Dans sa recension de l’autobiographie d’André Lussier, Un psychanalyste dans le siècle, Louis Cornellier déplore avec l’auteur que la psyché ne figure plus dans le discours scientifique de notre époque. Selon Lussier, « c’est tellement plus simple et moins dérangeant émotionnellement quand il n’y a que le physique et le neurophysiologique comme facteurs responsables de tous les maux ». Et Cornellier d’ajouter que cela est « un des principaux aveuglements de notre siècle ».


Dois-je comprendre que la psyché, synonyme de l’âme, doit avoir le même statut ontologique que l’esprit, qui, lui, est désormais abordé en science comme étant la manifestation des activités du cerveau ? Or, n’en déplaise aux nostalgiques de ce monde, un phénomène ou une entité qui n’est pas accessible à la connaissance empirique ne peut faire l’objet d’un discours scientifique. C’est le monde de la foi, quoi.
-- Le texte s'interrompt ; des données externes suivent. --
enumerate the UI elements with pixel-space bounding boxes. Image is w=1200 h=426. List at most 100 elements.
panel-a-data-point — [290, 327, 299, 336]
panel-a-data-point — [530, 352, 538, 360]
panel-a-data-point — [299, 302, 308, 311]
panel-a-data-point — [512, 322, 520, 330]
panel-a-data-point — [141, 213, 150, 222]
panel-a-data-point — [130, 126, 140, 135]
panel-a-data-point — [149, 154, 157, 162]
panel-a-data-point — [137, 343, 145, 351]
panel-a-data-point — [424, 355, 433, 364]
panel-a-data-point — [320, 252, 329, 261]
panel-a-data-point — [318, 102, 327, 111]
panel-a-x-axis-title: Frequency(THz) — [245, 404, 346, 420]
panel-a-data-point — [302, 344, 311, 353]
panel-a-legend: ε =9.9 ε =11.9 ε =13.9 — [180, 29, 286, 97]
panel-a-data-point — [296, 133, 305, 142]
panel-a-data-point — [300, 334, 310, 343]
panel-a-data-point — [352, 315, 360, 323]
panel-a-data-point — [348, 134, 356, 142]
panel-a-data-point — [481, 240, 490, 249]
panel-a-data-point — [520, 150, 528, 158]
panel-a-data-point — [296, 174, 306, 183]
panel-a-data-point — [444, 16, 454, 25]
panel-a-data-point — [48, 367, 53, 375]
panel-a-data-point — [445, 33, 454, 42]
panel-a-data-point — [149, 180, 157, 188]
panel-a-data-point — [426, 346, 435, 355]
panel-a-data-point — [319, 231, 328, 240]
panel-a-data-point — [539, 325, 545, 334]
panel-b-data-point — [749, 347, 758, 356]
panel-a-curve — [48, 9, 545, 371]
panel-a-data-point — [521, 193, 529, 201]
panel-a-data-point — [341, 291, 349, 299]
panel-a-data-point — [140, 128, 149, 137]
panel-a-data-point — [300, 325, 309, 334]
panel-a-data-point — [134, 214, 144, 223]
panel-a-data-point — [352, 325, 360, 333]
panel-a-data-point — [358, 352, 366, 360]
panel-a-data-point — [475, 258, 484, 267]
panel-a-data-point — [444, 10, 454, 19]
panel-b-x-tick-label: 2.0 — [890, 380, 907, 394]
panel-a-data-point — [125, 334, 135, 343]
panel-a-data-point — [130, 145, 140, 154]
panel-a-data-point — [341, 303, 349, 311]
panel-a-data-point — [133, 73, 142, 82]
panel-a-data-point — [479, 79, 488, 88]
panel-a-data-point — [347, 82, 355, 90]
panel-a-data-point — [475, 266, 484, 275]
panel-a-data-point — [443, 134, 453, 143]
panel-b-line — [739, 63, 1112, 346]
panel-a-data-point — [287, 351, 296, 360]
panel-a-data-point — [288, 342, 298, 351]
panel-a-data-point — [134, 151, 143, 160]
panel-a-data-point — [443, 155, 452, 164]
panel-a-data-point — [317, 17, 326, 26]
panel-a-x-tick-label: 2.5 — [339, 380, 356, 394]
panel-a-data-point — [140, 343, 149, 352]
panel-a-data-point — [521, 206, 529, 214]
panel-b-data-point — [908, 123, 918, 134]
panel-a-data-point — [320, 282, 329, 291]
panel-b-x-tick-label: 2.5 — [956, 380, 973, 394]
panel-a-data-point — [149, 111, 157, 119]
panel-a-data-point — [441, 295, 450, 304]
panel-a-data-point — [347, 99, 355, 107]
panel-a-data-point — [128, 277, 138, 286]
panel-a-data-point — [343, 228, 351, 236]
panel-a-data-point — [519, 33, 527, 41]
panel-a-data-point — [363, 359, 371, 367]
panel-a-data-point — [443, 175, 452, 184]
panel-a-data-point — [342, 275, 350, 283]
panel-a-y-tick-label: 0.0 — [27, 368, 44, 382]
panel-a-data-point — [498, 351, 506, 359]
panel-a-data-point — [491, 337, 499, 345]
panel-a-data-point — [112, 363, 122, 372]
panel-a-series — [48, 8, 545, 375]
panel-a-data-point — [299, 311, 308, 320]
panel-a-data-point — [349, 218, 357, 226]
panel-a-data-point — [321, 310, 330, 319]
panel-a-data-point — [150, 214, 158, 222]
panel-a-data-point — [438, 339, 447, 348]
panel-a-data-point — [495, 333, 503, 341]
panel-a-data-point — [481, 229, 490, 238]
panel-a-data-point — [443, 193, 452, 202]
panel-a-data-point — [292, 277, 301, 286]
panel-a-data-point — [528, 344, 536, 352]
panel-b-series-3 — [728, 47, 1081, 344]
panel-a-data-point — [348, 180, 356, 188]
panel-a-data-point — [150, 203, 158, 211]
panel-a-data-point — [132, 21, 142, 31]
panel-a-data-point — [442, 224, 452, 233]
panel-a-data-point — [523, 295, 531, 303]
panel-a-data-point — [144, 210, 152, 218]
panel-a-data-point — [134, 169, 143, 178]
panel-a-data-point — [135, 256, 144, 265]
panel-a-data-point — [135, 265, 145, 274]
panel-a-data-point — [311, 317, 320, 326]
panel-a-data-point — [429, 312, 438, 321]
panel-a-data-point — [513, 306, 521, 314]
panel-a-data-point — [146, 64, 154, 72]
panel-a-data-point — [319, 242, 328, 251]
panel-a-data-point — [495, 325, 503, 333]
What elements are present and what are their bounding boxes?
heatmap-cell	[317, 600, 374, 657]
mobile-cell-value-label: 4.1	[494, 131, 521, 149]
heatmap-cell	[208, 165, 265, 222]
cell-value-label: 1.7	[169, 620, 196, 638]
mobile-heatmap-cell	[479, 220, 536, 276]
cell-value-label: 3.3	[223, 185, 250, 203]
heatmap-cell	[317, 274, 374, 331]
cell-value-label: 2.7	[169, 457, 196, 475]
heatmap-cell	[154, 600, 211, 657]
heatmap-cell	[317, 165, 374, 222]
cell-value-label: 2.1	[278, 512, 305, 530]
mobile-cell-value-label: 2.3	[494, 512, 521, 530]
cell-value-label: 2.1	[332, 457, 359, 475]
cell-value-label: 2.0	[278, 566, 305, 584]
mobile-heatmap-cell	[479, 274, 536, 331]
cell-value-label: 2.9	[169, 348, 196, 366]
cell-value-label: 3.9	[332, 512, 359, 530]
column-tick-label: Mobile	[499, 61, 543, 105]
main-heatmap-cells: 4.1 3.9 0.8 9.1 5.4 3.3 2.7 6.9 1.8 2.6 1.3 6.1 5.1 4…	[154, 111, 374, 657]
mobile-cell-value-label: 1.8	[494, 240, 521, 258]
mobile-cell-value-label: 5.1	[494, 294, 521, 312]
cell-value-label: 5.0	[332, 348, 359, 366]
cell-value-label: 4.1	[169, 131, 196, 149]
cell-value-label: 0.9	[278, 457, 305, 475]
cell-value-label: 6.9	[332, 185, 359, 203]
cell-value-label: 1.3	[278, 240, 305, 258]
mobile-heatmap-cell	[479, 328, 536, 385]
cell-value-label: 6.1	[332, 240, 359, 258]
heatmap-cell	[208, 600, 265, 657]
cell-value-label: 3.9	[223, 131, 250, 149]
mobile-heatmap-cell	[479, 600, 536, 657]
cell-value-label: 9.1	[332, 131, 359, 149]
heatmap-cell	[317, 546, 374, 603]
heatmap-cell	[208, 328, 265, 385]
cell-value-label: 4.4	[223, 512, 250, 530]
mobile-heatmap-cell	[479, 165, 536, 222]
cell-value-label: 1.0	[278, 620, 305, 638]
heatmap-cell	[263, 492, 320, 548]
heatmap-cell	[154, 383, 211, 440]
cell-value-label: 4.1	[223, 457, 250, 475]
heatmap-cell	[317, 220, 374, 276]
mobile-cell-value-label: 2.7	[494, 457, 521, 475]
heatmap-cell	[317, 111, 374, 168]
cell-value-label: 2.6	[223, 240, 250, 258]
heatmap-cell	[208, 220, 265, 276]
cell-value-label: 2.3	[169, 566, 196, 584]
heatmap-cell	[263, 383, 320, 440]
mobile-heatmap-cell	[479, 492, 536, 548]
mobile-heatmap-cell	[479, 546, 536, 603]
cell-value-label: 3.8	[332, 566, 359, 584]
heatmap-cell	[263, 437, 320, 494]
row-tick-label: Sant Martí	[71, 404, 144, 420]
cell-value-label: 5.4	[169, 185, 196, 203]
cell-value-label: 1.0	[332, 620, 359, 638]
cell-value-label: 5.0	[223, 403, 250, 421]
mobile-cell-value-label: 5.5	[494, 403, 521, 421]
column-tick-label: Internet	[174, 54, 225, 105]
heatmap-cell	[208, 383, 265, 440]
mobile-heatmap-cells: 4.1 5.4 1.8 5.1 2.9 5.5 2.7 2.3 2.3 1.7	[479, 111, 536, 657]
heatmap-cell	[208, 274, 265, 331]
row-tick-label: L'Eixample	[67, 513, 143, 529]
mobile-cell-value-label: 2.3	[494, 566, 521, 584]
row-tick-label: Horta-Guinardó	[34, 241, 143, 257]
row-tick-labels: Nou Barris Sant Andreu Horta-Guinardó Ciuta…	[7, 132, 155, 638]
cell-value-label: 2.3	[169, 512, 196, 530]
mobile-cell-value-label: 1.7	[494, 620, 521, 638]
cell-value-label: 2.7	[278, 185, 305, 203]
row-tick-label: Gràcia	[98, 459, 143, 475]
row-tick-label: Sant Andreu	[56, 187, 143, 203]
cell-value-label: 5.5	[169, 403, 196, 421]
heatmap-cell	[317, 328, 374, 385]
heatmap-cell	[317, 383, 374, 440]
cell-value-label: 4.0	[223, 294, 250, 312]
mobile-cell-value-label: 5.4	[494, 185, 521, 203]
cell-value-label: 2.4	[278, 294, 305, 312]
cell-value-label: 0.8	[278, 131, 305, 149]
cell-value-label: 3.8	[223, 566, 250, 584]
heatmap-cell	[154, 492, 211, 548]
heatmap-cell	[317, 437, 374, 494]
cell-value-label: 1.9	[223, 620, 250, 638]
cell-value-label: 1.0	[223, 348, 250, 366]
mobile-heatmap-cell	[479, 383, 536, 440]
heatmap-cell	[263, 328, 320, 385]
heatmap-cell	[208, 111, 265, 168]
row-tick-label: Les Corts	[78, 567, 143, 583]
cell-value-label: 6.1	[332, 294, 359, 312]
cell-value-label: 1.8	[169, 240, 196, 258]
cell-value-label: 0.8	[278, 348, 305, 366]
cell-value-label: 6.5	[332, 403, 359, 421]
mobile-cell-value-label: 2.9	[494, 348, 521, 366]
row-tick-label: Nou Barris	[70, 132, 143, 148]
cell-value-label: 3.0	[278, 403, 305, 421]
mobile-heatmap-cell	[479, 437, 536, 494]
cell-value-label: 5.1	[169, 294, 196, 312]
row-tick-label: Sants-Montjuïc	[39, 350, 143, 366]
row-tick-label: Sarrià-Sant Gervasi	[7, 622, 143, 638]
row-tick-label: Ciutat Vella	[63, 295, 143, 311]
Aussi, tous les efforts de réification de l’âme ont achoppé dans les laboratoires.


Ceux qui veulent parler de l’âme ou de la psyché n’ont qu’à emprunter un des discours métaphoriques que sont la théologie, la psychanalyse, ainsi que l’herméneutique. Ils devront ainsi se contenter d’en appeler à la foi pour justifier leurs dires.


La science, pour sa part, se limite à décrire la réalité en ayant recours à la démonstration par la preuve empirique. Ainsi, elle a détruit une quantité de mythes qui passaient encore récemment pour des vérités. Désormais, la majorité des citoyens des sociétés démocratiques et laïques pense que cela témoigne d’un progrès plutôt que d’un aveuglement.